Global Economy Better, But Troublemakers Persist

Global Economy Better, But Troublemakers Persist

Mohamed El-Erian says looking at average global growth can conceal problem areas

If evaluating the global economy as a whole, the picture is looking slightly better than last year. But looking at the big picture can be deceiving—it conceals much more than it tells you, said Mohamed El-Erian, the former CEO and co-CIO of PIMCO and Allianz’s chief economic advisor.

The global economy is incredibly dispersed, he said, speaking at the LinkedIn FinanceConnect conference in New York Thursday.

Comparing the global economy to a classroom at the beginning of a new school year, El-Erian says there are top students who are getting better, students in the middle who aren’t going to do anything very exciting, a few students who will struggle, and the potential troublemakers in the back who could completely disrupt the class.

“Certain parts of it, U.S., India, are improving,” El-Erian says. “The middle part is the Chinas of the world; they’re stabilizing. Then you have Europe, which can easily tip into recession. And then you have the troublemakers: Russia, Ukraine, Greece, Venezuala, Brazil and Nigerias—any one of them can disrupt the whole class.”

While these countries may have been the emerging market darlings in the past, today, they’re wildcards. El-Erian says it’s hard to be a small economy on the periphery.
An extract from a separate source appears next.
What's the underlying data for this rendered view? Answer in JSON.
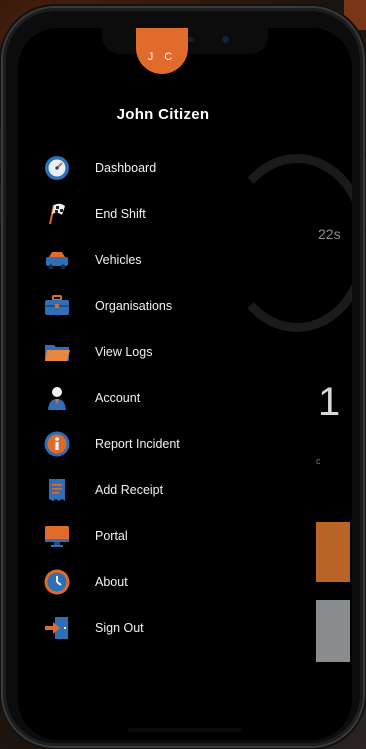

These countries are often flooded with capital, overwhelming the system, and suddenly that capital sprints out. “You go from feast to famine and somehow you have to manage that process, and most these countries cannot do that,” he says.

Russia is going on what El-Erian calls “geo-political adventures” to distract its citizens from problems at home, which, in turn, creates different problems. 

China, a favorite in the past, is now in the middle of the class, and in for a “soft landing,” El-Erian says. The country previously experienced 10 percent annual growth, but that’s a “harder and harder thing to do,” he says. Now the country is experiencing a 6-7 percent growth rate, which is still good, but down from the highs of the past. 

El-Erian is optimistic that China can manage this growth process, saying the Chinese have the “ability to learn and course-correct.” El-Erian also dismissed the concerns about shadow-banking and potential bubbles, saying China has a ton of money to throw at these problems. Perhaps the biggest threat to China’s future stability is its long-term ability to transition from an adolescent to an adult—the middle income transition. 

“Only five countries have managed that middle income transition well, and none of them have been as complicated as China,” El-Erian says. “China is trying a very important secular shift. My own feeling is that they’ll do it, but I understand why there’s some uncertainty out there.”

In the West, El-Erian predicts the U.S. will bounce back relatively quickly to 2-3 percent, while Europe is going to grow between 1 and 1.5 percent. But within Europe, Greece continues to be a concern. “We should worry that 26 percent of working population is still unemployed and 55 percent of the youth have no jobs,” he says. But don't worry that the country will bring down the Eurozone, El-Erian says. “There’s been a lot done in the last five years to strengthen the Eurozone, so Greece is no longer a threat.”

There’s only a 5 percent probability that there will be a breakthrough in the Greek debt situation, that people come together and have an honest conversation and that Greece and its creditors do what’s needed to put Greece on a sustainable path, he says.

El-Erian believes there’s a 50 percent chance Greece will leave the Eurozone. It is possible that Greece defaults and then stays in the Eurozone, but he says it would make no sense at that point for the country to do so.